Cumhurbaşkanı Erdoğan dün Eyüp'te yaptığı konuşmada Ahmet Davutoğlu için, "gönüllerimizde müstesna bir yeri olduğuna inanıyorum. Milletimiz tuğla üstüne tuğla koyanı asla unutmaz. Başbakanımızın hizmetlerini de unutmaz" dedi.
Ve nasıl ki kendisi görevi ona teslim ettiyse onun da bir başkasına teslim edeceğini, bu sürecin bir bayrak yarışı olduğunu vurguladı.
Gayrı mili muhalefet bloğuna soracak olursanız bütün bu yaşananlar bir "siyasi darbe!"
Kaset darbesiyle iktidar bulan Kemal Kılıçdaroğlu, yaşananlara "4 Mayıs Saray Darbesi" diye bir ad bile koymuş.
Bir tanesi "Davutoğlu sayfasının kapatılması, Türkiye'nin giderek artan otoriter, baskıcı bir rejime gidişin açık işareti" demiş.
Her zamanki gibi, müdahil olamadıkları bir gelişmeyi manipüle ederek siyaset yaptıklarını zannediyorlar işte!
Bir de siyasi kriz beklentisi ile yanıp tutuşanlar var.
Fakat AK Parti cephesinde ne bir kriz emaresi var, ne de bir gerilim işareti.
Erdoğan liderliği devam ettiği müddetçe, rahatlıkla ülkenin ekonomik ve siyasi istikrarının süreceği öngörüsünde bulunabiliriz. Ekonomik göstergelerde kısa süreli bir dalgalanma yaşansa da, hava hızla olumluya döndü. Kurumların kendi mecrasında başarılı biçimde ilerlediğini görüyoruz. Dış politika, terörle mücadele, dokunulmazlıklar gibi kritik süreçlerde bir aksama yaşanmayacağı da ortada. Genel başkan değişimi tek başına erken seçimi de tetiklemez.

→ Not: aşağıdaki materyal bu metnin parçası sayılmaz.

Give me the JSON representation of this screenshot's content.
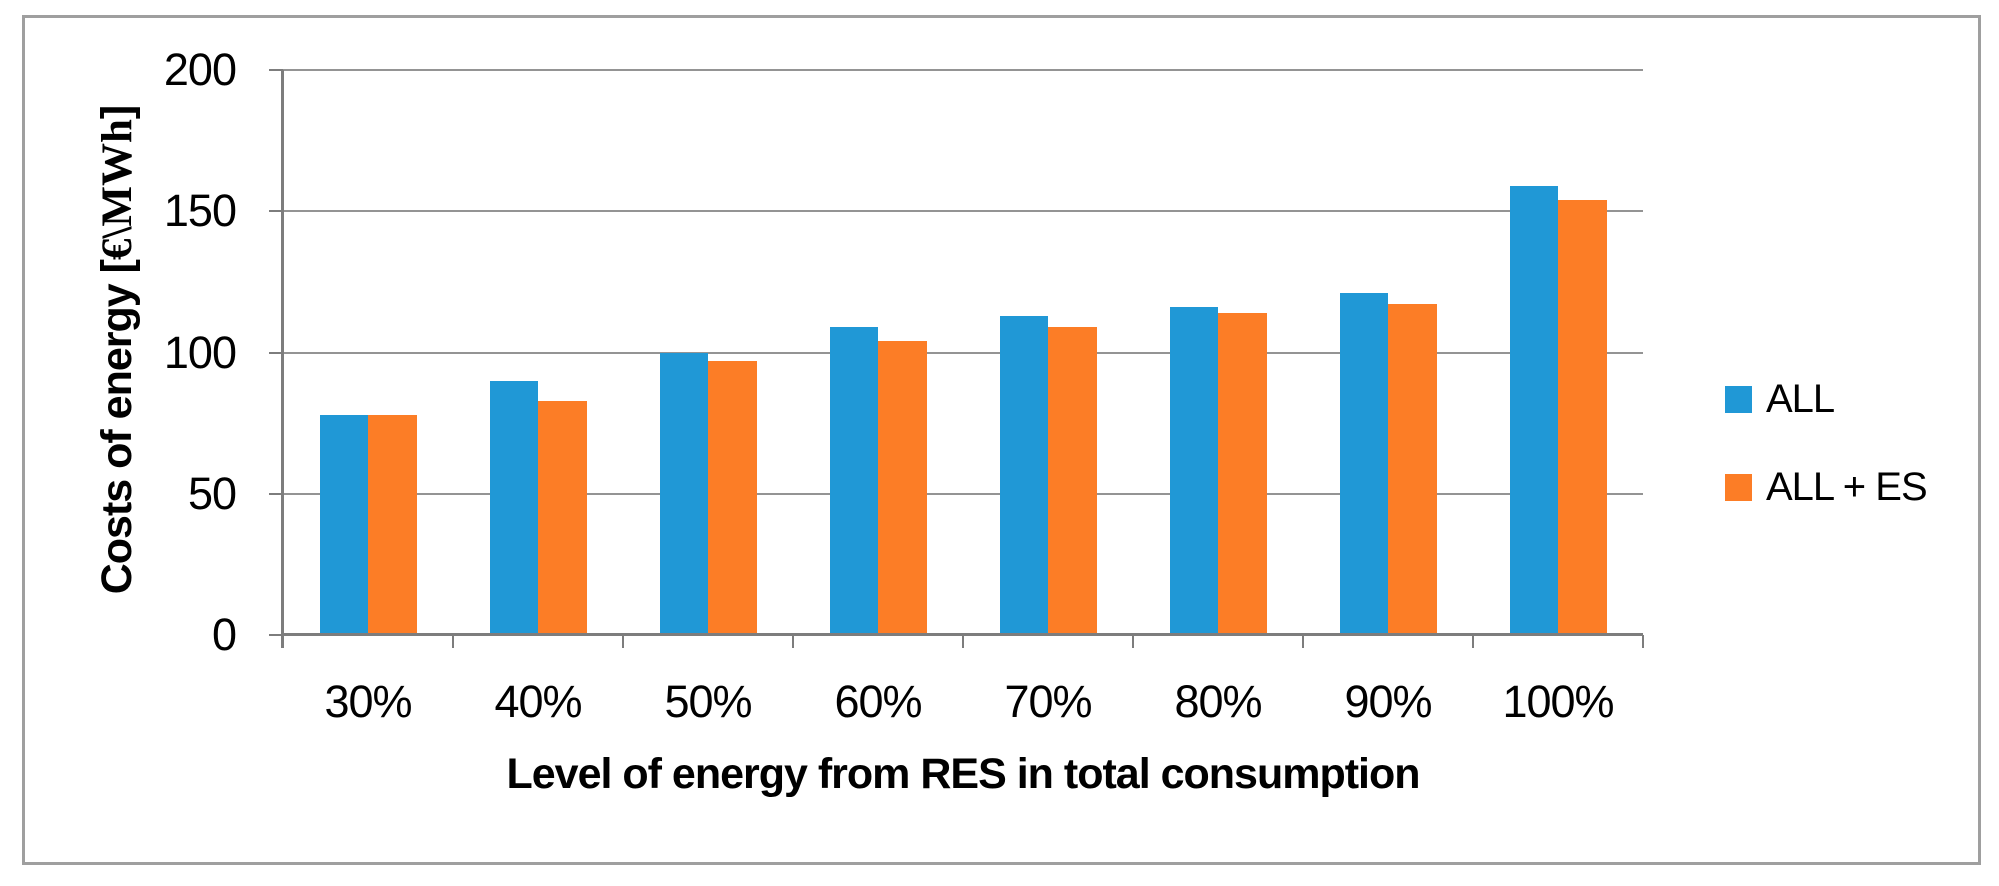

Türkiye 2014'te halkoyuyla seçilen bir Cumhurbaşkanının göreve başlamasıyla birlikte yeni siyasi gerçeklikle karşı karşıya kaldı.

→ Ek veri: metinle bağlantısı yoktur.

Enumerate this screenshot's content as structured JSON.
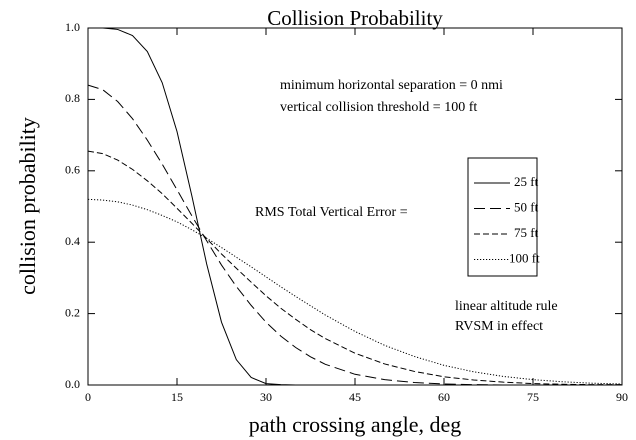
{
  "chart_data": {
    "type": "line",
    "title": "Collision Probability",
    "xlabel": "path crossing angle, deg",
    "ylabel": "collision probability",
    "annotations": [
      "minimum horizontal separation = 0 nmi",
      "vertical collision threshold = 100 ft",
      "RMS Total Vertical Error =",
      "linear altitude rule",
      "RVSM in effect"
    ],
    "x": [
      0,
      2.5,
      5,
      7.5,
      10,
      12.5,
      15,
      17.5,
      20,
      22.5,
      25,
      27.5,
      30,
      32.5,
      35,
      37.5,
      40,
      45,
      50,
      55,
      60,
      65,
      70,
      75,
      80,
      85,
      90
    ],
    "series": [
      {
        "name": "25 ft",
        "color": "#000000",
        "dash": "solid",
        "values": [
          1.0,
          1.0,
          0.996,
          0.979,
          0.934,
          0.847,
          0.71,
          0.53,
          0.339,
          0.176,
          0.071,
          0.021,
          0.004,
          0.001,
          0,
          0,
          0,
          0,
          0,
          0,
          0,
          0,
          0,
          0,
          0,
          0,
          0
        ]
      },
      {
        "name": "50 ft",
        "color": "#000000",
        "dash": "long-dash",
        "values": [
          0.84,
          0.827,
          0.794,
          0.746,
          0.686,
          0.619,
          0.547,
          0.474,
          0.404,
          0.336,
          0.276,
          0.223,
          0.176,
          0.137,
          0.105,
          0.079,
          0.058,
          0.03,
          0.015,
          0.007,
          0.003,
          0.001,
          0,
          0,
          0,
          0,
          0
        ]
      },
      {
        "name": "75 ft",
        "color": "#000000",
        "dash": "dash",
        "values": [
          0.655,
          0.648,
          0.63,
          0.604,
          0.572,
          0.536,
          0.495,
          0.453,
          0.41,
          0.367,
          0.327,
          0.288,
          0.25,
          0.215,
          0.184,
          0.155,
          0.13,
          0.089,
          0.059,
          0.038,
          0.023,
          0.014,
          0.008,
          0.004,
          0.002,
          0.001,
          0.001
        ]
      },
      {
        "name": "100 ft",
        "color": "#000000",
        "dash": "dot",
        "values": [
          0.52,
          0.518,
          0.513,
          0.504,
          0.491,
          0.475,
          0.457,
          0.435,
          0.411,
          0.385,
          0.358,
          0.331,
          0.303,
          0.275,
          0.248,
          0.222,
          0.196,
          0.15,
          0.111,
          0.08,
          0.055,
          0.037,
          0.024,
          0.015,
          0.009,
          0.005,
          0.003
        ]
      }
    ],
    "xlim": [
      0,
      90
    ],
    "xticks": [
      0,
      15,
      30,
      45,
      60,
      75,
      90
    ],
    "ylim": [
      0,
      1
    ],
    "yticks": [
      {
        "value": 0,
        "label": "0.0"
      },
      {
        "value": 0.2,
        "label": "0.2"
      },
      {
        "value": 0.4,
        "label": "0.4"
      },
      {
        "value": 0.6,
        "label": "0.6"
      },
      {
        "value": 0.8,
        "label": "0.8"
      },
      {
        "value": 1,
        "label": "1.0"
      }
    ]
  }
}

Bu gerçekliğin bir yanı, ülkenin fiili bir yarı başkanlığa geçmiş olmasıydı.
Diğeri ise, seçilmeden önce ülke meselelerinde taraf olacağını, anayasal sınırlar çerçevesinde yetkilerini sürekli kullanacağını, koşan, terleyen bir Cumhurbaşkanı olacağını söyleyen bir aktörün göreve gelmesiydi.
Davutoğlu, Erdoğan'ın Cumhurbaşkanlığı sonrasında oluşan yeni siyasal gerçeklik zeminini okumak ve ona uygun davranmak noktasında yer yer sıkıntılar yaşadı.

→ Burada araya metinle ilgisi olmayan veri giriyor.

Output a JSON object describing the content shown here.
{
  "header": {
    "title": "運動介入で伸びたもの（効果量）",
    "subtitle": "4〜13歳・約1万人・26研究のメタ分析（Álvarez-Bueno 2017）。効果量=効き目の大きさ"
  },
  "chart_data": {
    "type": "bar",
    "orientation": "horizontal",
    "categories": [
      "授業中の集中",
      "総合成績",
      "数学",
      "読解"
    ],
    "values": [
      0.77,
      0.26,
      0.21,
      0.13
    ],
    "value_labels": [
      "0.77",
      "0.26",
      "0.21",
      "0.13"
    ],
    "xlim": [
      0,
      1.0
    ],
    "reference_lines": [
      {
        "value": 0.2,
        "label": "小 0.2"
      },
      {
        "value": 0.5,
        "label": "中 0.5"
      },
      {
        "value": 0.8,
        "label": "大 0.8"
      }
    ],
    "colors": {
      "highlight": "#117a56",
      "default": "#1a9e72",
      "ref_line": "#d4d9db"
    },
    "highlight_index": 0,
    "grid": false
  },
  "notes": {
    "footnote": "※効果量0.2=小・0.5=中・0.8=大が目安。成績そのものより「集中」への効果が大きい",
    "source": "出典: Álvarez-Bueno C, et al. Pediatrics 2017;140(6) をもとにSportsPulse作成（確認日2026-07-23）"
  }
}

Bu da devletin tepesinde senkronizasyon ve uyum sorunlarının baş göstermesi sonucunu beraberinde getirdi.
AK Parti yönetimi bu gidişata müdahale etti ve Davutoğlu da bunu görüp ayrılacağını duyurdu.
Sağlıklı bir süreç işledi. Eğer bu süreç kendi akışına bırakılsaydı bu takdirde ortaya çok büyük bir güven bunalımı ve vizyon farklılaşması çıkacaktı. Bu da iki istenmeyen sonuç doğuracaktı.
1. Belirli meselelerdeki kısmi ayrışmaların ötesinde ağır siyasi krizler.
2. Türkiye'nin içerideki ve dışarıdaki şer odaklarının müdahalelerine çok daha açık hale gelmesi.
Bundan sonra ne olacak? Süreç sağlıklı biçimde ilerliyor. 22 Mayıs'ta yeni genel başkan ve ardından da yeni başbakan belli olacak. Türkiye yoluna devam edecek.
Bu süreçten sonra toplumun ve partinin beklentisi, yeni genel başkanın ve başbakanın Erdoğan'ın siyasi vizyonu ile uyumlu bir figür olmasıdır.
Partinin önümüzdeki süreçte şimdi olduğundan çok daha fazla bütünleşik bir yapıya kavuşacağını düşünebiliriz.
AK Parti'nin 2019'a kadar atması gereken birçok adım var.
Yeni gelecek aktör, Türkiye'nin ihtiyacı olan sistem dönüşümünü, büyüme ve kalkınma sürecini koordine etmek, ülkenin karşı karşıya kaldığı saldırıların bertaraf edilmesine katkı sunmak gibi ağır yükleri sırtlanmak zorunda kalacak.